The most notable feature of spinning is the unique stationary bike used by participants. This bike often has a weighted flywheel that allows the participants to modify the difficulty of pedaling by adjusting a knob or other such device on the bike.
Spinning bikes also tend to have clipless pedals that allow cleeted cycling shoes to attach to the pedals. Although not as common, some spinning bikes do have toe clips.
Along with the weighted flywheel and specialized pedals, spinning bikes are remarkable for being highly customizable so that users can change the height and position of the seat as well as the height of the handlebars. All of these settings need to be tailored to the individual user and to do so a novice should have the class’s instructor help him or her set the bike up at the beginning of class.
This is a highly important step because appropriately setting-up the bike is necessary to avoiding lower back and knee injuries.
Along with understanding the peculiarities of the spinning bike, it is also important that anyone who decides to attend a spinning class bring plenty of water with them. More than many other exercise routines, spinning is capable of quickly dehydrating you because of the sheer amount of sweat generated in the course of a single class. If you are someone who normally goes through an entire bottle of water during a normal period of exercise, you should consider bringing multiple bottles of water to a spinning session.
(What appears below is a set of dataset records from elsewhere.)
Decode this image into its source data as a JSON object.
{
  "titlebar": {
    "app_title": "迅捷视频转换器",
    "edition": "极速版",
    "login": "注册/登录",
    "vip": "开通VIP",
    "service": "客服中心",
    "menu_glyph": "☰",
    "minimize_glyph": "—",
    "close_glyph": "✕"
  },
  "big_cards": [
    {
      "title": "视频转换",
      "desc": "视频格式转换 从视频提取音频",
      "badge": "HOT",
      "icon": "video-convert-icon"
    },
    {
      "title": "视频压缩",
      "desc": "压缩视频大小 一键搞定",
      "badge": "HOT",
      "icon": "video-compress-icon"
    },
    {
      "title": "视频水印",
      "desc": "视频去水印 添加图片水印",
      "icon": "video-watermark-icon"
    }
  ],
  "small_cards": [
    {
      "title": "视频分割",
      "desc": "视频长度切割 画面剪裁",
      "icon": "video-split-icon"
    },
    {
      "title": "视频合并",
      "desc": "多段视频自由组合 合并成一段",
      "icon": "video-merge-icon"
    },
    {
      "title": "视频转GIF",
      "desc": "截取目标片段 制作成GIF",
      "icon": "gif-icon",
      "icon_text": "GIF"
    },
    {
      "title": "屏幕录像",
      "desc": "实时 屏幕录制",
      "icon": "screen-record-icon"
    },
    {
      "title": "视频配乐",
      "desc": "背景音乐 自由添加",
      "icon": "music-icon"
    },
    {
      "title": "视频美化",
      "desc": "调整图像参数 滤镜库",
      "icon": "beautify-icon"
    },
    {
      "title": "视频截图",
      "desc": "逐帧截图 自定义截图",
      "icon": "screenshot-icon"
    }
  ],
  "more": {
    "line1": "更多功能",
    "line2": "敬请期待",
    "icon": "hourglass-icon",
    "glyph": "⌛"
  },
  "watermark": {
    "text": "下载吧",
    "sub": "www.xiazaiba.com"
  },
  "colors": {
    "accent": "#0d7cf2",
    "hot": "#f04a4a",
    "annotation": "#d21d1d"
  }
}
Something else to understand before taking your first spinning class is that each class is comprised of three different biking positions (forward, middle and rear).
Also known as hand position 3, the forward position occurs when the rider rises off of the seat and places his or her hands on the topmost portion of the handlebars. This position is used during climbs and it is the only time that your hands should be on the topmost portion of the handlebars lest you strain your back.
The middle position (or hand position 2) requires that the rider places his or her hands on the curved part of the handlebar directly in front of their body and can be used either sitting or standing up off the seat. This is the position used most during any given class.
Finally, the rear position – also known as hand position 1 – requires that the rider place his or her hands on the center of the handlebar while seated. This position is only used during a warm-up or cool down period.
These various positions take riders through a workout consisting of climbs, sprints and intervals that together work the quadriceps, hips and hamstrings as well as back muscles. Indeed, because of the weighted flywheel and the intensity of the class, spinning is able to tone muscles and burn calories in a way that outdoor cycling simply can’t. In fact, depending on your weight and the intensity of your workout, a 45 minute spinning session can be expected to burn anywhere from 400 to 700 calories.
As long as you are mindful of the potential for injuries resulting from improperly setting up your bike and you hydrate frequently, spinning can be a highly rewarding exercise that tones your muscles and burns calories at a remarkable rate.